Trump has set his sights on households, at least those that use appliances like washing machines, dryers, refrigerators and any others made with steel parts. The Commerce Department announced that these steel derivative products will face a 50% tariff on June 23.
Trump also got into the act (again) and warned of higher auto tariffs in the future. He is convinced his tariff plan is working and pointed to announcements by GM and Hyundai as evidence. GM plans to invest $4 billion in 3 new plants while Hyundai is talking about a $21 billion investment. Trump said, “They wouldn’t have invested 10 cents if we didn’t have tariffs, including for manufacturing American steel, which is doing great.”
Global Equities Drop
Equity traders did not panic following the news of the Israeli attack on Iran, but they did book some profits. Hong Kong’s Hang Seng lost 0.59%, Japan’s Topix closed down 0.95% and Australia’s ASX 200 fell 0.21%. European bourses have recovered some earlier losses, but the German Dax is still down by 1.11%, the French CAC 40 has fallen by 0.80% while the UK FTSE 100 is nearly unchanged. S&P 500 futures have lost 0.84% as of 5:45 am PDT. The 10-year Treasury yield dropped then popped and is sitting at the top of its 4.31-4.37% range. Gold (XAUUSD) soared, rising from 3380.68 to 3444.53 and it is sitting at 3430.12 in NY
EURUSD
NY Open: 1.1521, Overnight Range: 1.1512-1.1614
EURUSD erased most of yesterday’s gains on the news of Israel’s attack on Iran. The loss had far more to do with the 16% rally in crude oil prices from yesterday’s low to the overnight peak than it did with safe haven selling for greenbacks.

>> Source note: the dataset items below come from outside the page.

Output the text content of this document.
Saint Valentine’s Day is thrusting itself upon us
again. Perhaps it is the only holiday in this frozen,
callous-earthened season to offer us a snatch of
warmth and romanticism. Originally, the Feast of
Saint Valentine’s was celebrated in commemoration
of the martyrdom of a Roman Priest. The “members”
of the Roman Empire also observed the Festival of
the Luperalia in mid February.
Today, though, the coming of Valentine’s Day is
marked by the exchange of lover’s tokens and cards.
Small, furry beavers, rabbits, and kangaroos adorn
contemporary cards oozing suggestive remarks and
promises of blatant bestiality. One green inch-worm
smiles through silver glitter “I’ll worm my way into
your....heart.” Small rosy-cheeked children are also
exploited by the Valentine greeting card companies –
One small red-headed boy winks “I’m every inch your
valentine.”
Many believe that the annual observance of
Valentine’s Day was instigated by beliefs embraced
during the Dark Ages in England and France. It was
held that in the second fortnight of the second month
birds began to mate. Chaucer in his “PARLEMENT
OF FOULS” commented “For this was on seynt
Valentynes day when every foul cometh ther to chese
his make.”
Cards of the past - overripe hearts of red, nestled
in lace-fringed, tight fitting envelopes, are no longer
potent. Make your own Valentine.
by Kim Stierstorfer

WTI prices have retreated from the peak but the single currency remains at its overnight low. The EURUSD uptrend from the end of February remains intact above 1.1390 supported by recent soft US data that suggest the Fed will cut rates in September.
GBPUSD
NY Open: 1.3544, Overnight Range: 1.3522-1.3632
GBPUSD erased most of yesterday’s gains that occurred following soft US jobless claims and PPI data, but like the euro, GBPUSD remains in an uptrend and expectations for the Bank of England to leave rates unchanged at 4.25% at next week’s meeting supports the trend.
USDJPY
NY Open: 144.14, Overnight Range: 142.80-144.16
USDJPY fell in Asia, but the move was short-lived, and prices rallied and opened near the top of the range in early NY trading. Short-term safe haven demand for yen was overwhelmed by demand for USDJPY after oil prices surged. The Bank of Japan is expected to leave rates unchanged at the June 17 meeting.
AUDUSD
NY Open: 0.6482, Overnight Range: 0.64737-0.6534
Negative risk sentiment from the Israeli attack on Iran and the surge in oil prices drove AUDUSD steadily lower overnight. Prices continued to fall in early NY trading. The downside is supported by hopes of an improvement in the US and China trade relationship and by expectations that the RBA leaves rates unchanged in July.
NZDUSD
NY Open: 0.6010 Overnight Range: 0.6005–0.6071
NZDUSD erased all of yesterday’s gains and is sitting at the overnight low because of heightened risk aversion.
USDMXN
NY Open: 18.9581, Overnight Range: 18.8960–18.9810
USDMXN recouped yesterday’s losses on the news of the Israeli attack on Iran, but the downtrend from mid-April suggests the move is merely a correction. However, Trump’s latest threat to impose a 50% tariff on steel derivatives may limit the downside.
China
PBoC fix: 7.1772 vs exp. 7.1685 (Prev. 7.1803)
Shanghai Shenzhen 300 fell 0.72% to 3864.18
US Commerce Secretary Howard Lutnik said that the China tariff pause would not be extended. His words were ignored because it is Trump that makes the decision, not him.